En als een kandidaat geen wethouder is geweest, was die wel gedeputeerde: Cora van Nieuwenhuizen (VVD), die als lid van het Europees Parlement en als Kamerlid ook andere welkome ervaring meebrengt.

Veertigers en vijftigers

Dat de vrouwen er niet al te bekaaid vanaf komen (tien van de 24 kandidaten) komt vooral door het grote aantal vrouwelijke staatssecretarissen: vier van de acht tegen zes ministers op de zestien. En door D66: drie van de vier D66-ministers zijn vrouw.
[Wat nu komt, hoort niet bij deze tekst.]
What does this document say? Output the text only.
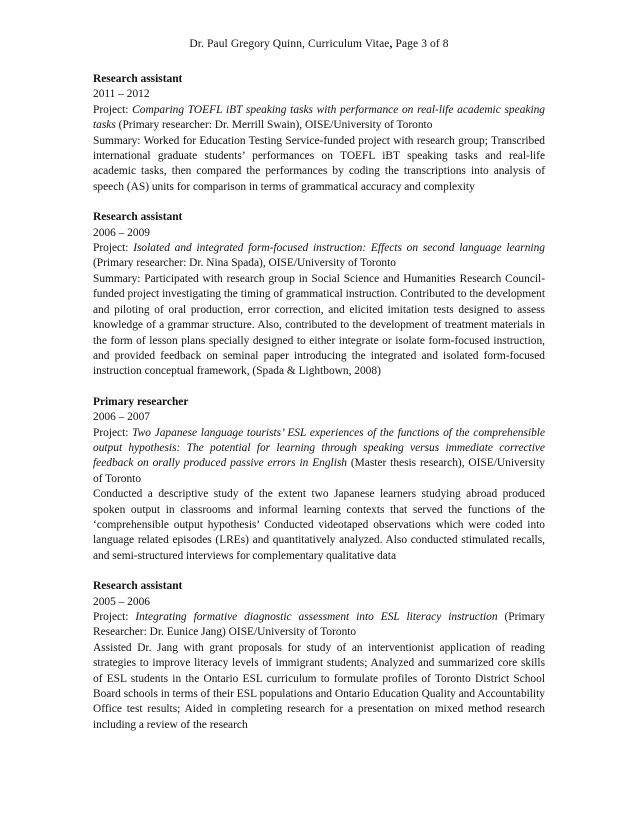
Dr. Paul Gregory Quinn, Curriculum Vitae, Page 3 of 8
Research assistant
2011 – 2012
Project: Comparing TOEFL iBT speaking tasks with performance on real-life academic speaking tasks (Primary researcher: Dr. Merrill Swain), OISE/University of Toronto
Summary: Worked for Education Testing Service-funded project with research group; Transcribed international graduate students’ performances on TOEFL iBT speaking tasks and real-life academic tasks, then compared the performances by coding the transcriptions into analysis of speech (AS) units for comparison in terms of grammatical accuracy and complexity
Research assistant
2006 – 2009
Project: Isolated and integrated form-focused instruction: Effects on second language learning (Primary researcher: Dr. Nina Spada), OISE/University of Toronto
Summary: Participated with research group in Social Science and Humanities Research Council-funded project investigating the timing of grammatical instruction. Contributed to the development and piloting of oral production, error correction, and elicited imitation tests designed to assess knowledge of a grammar structure. Also, contributed to the development of treatment materials in the form of lesson plans specially designed to either integrate or isolate form-focused instruction, and provided feedback on seminal paper introducing the integrated and isolated form-focused instruction conceptual framework, (Spada & Lightbown, 2008)
Primary researcher
2006 – 2007
Project: Two Japanese language tourists’ ESL experiences of the functions of the comprehensible output hypothesis: The potential for learning through speaking versus immediate corrective feedback on orally produced passive errors in English (Master thesis research), OISE/University of Toronto
Conducted a descriptive study of the extent two Japanese learners studying abroad produced spoken output in classrooms and informal learning contexts that served the functions of the ‘comprehensible output hypothesis’ Conducted videotaped observations which were coded into language related episodes (LREs) and quantitatively analyzed. Also conducted stimulated recalls, and semi-structured interviews for complementary qualitative data
Research assistant
2005 – 2006
Project: Integrating formative diagnostic assessment into ESL literacy instruction (Primary Researcher: Dr. Eunice Jang) OISE/University of Toronto
Assisted Dr. Jang with grant proposals for study of an interventionist application of reading strategies to improve literacy levels of immigrant students; Analyzed and summarized core skills of ESL students in the Ontario ESL curriculum to formulate profiles of Toronto District School Board schools in terms of their ESL populations and Ontario Education Quality and Accountability Office test results; Aided in completing research for a presentation on mixed method research including a review of the research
Veertigers en vijftigers domineren. Dat de Biblebelt goed is vertegenwoordigd, mag geen wonder heten met het aantreden van de ChristenUnie in de coalitie, maar ook CDA’er De Jonge, D66’er Wouter Koolmees en CDA’er Wopke Hoekstra zijn er geboren. De Jonge in Bruinisse,  Koolmees in Capelle aan den IJssel en Hoekstra in Bennekom.

Een ploeg waarmee Rutte III op zekerheid speelt. Niet zo heel vreemd. De coalitie loopt met een Kamermeerderheid van slechts een zetel al risico genoeg.